Hellier Episode 1: ‘The Midnight Children’ Review

This review contains spoilers! Follow the link below to watch before reading!

Hellier Episode 1: The Midnight Children

There is a pertinent moment early on in ‘The Midnight Children’, the first episode of Hellier, that manages to perfectly capture one of the five part docu-series’ most important overall themes. This foreboding instance comes in Greg Newkirk’s initial interview. Greg notes that in his experience as a supernatural and paranormal investigator often times the deeper a case is pursued the stranger, and evermore stranger, it becomes. Not only does this statement absolutely apply to the Hellier investigation at hand going forward, but it is also very applicable to something that has always bugged me about the way the overall community surrounding the supernatural and paranormal perceives any given popular happening that comes our way. Take the 1955 Kelly-Hopkinsville ‘UFO crash’ for instance, an event that plays heavily into the Hellier documentary. (I assume most readers are familiar with this incident, though, if not check out Nick Redfern’s Mysterious Universe article in the link following this review.) While we’ve spent decades arguing about whether the creatures seen by the Sutton’s on that hot August evening were in fact other worldly entities or just barn owls, we’ve failed to take into account the centuries of interactions that the human population in and around Kentucky have had with beings like the goblins near our natural cave systems. Too many times we’re so willing to hear the details of a case, and as believers herald it as the coming of the extraterrestrials, or as skeptics, take it as just another case of wildlife misidentification, without allowing the thing to develop to its full high strangeness. The crew of Hellier certainly can’t be accused of this.

In fact much of the Hellier investigation revolves around a strange series of synchronicities that took place involving researcher Karl Pfeiffer and his relation to the ongoing investigation by Greg and Dana Newkirk into ‘The Return of the Kentucky Goblins’. For those who may not know of the phenomena of synchronicities, I’ll quickly summarize by quoting the originator of the term, Carl Jung’s definition of ‘a meaningful coincidence’. (You can read more on synchronicities at the link following this review.) I’m sure for more than a few diehard ‘UFO people’ I know, and by reading other’s thoughts on the series online, this element of synchronicity and esoterica was already a point of contention with Hellier. However, just like we as a community have failed to acknowledge the connections of the holler goblin legends in Kentucky with the ‘55 encounter in Kelly and so many more instances in hundreds of cases across the board, we often times fail to realize that these moments of high strangeness are elements of some of the most prolific incidences of the paranormal and supernatural. As is referenced throughout the series, prominent Mothman investigator John Keel experienced many of these moments of synchronicity and strangeness throughout, and after, his time in Point Pleasant. Indeed, as Greg points out in ‘The Midnight Children’ the letters Keel received from a mysterious group known as ‘The International Bankers’ in connection with his investigation in ‘69 mirrors the cadence and word use of their own Terry Wriste emails shown in this episode. These meaningful coincidences have been reported by various renowned researchers in addition to Keel in conjunction with various cases. This reminds me of one of my favorite lines from the 2002 fictionalized account of John Keel’s Mothman investigation, ‘The Mothman Prophecies’: “One day you’re just driving along in your car, and the universe just points at you and says, “Ah, there you are. I’ve been looking for you. I’ve been looking for you.” It’s as if the something has opened up to these investigators for a major revelation. Many times though, that’s only more questions.
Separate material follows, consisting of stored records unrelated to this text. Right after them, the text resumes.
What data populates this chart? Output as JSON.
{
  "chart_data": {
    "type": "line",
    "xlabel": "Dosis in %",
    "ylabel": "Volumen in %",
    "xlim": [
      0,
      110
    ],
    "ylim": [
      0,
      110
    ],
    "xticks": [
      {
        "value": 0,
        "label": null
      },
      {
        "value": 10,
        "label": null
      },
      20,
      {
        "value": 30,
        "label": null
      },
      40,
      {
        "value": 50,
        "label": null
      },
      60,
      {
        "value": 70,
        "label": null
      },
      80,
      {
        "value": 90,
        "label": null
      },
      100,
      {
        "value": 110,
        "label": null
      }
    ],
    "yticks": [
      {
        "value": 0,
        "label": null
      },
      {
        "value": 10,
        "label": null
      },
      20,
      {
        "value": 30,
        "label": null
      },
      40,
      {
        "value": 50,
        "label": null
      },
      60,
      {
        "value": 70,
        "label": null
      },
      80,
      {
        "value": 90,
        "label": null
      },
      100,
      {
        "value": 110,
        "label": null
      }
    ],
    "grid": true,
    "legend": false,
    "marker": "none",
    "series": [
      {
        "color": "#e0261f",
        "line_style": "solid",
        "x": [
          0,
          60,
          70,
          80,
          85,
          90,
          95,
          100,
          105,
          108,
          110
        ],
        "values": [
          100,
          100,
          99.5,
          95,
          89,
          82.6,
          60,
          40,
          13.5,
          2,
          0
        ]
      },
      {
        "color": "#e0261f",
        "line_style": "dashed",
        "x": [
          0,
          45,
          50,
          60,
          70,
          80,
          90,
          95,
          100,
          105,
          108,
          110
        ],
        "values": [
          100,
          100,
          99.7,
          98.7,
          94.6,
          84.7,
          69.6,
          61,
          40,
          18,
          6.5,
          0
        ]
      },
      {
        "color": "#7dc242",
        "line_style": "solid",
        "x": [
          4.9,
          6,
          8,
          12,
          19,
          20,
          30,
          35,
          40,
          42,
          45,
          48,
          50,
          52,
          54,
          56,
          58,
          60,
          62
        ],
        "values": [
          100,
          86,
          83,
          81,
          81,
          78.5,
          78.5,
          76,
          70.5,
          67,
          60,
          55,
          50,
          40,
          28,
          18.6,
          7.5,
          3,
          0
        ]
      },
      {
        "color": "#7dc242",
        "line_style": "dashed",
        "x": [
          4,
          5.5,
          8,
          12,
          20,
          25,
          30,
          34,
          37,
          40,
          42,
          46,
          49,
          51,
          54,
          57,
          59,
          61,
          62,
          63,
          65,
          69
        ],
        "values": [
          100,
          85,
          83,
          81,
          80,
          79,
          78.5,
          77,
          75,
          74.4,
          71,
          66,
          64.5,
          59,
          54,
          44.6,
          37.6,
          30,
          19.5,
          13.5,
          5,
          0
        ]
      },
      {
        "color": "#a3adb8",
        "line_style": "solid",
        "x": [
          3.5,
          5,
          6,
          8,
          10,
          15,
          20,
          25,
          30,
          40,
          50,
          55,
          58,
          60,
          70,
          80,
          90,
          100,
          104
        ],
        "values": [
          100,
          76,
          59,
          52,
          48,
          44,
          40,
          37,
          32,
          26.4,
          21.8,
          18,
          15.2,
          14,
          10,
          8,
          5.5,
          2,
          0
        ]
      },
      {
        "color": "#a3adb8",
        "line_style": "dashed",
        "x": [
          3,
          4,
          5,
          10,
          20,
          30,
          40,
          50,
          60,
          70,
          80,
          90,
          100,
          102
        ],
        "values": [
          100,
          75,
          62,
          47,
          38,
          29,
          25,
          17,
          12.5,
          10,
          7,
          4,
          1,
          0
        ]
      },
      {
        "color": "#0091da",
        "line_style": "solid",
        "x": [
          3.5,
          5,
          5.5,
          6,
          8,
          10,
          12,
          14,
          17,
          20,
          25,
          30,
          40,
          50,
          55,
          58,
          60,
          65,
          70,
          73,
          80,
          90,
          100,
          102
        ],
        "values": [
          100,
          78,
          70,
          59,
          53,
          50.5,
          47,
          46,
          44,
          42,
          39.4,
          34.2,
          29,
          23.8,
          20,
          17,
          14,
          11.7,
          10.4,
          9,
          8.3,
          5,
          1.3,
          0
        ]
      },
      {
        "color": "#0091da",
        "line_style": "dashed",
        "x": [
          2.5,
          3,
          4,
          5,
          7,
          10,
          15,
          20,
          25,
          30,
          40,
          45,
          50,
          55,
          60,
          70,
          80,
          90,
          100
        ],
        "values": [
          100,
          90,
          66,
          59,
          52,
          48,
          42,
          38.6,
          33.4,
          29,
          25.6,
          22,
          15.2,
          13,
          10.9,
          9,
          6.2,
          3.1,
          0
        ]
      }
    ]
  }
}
Overall these reviews won’t be the standard recap assessments that these kind of things often are but instead will examine the themes, motifs, and overall subject matter of the individual episodes. ‘The Midnight Children’ introduces us to our investigation team and slowly lulls us into the deep, dark hills of eastern Kentucky, to a place that any bluegrass resident will immediately recognize as a reflection of home. Hellier overall does an excellent job of capturing the unique individualism of our state while at once accentuating our immersion in an ongoing flap of bizarre and other worldly activity. While communally we seem to continually come back to, and pore over, the well known cases like the Flatwood’s Monster, the Fargo UFO dogfight, and the Roswell incident, cases like this one are developing right now in real time. While there is nothing inherently wrong with going back to these incidences and reopening investigations, what Hellier does is take an open run at a new corner of an ongoing occurrence and presents us with a whole new take on just what the ‘Kentucky Goblins’ may be up to, and ‘The Midnight Children’ is only the beginning.

See you guys for episode two: ‘The Ink and the Black’.

‘Til the next moon rises, Night Owls!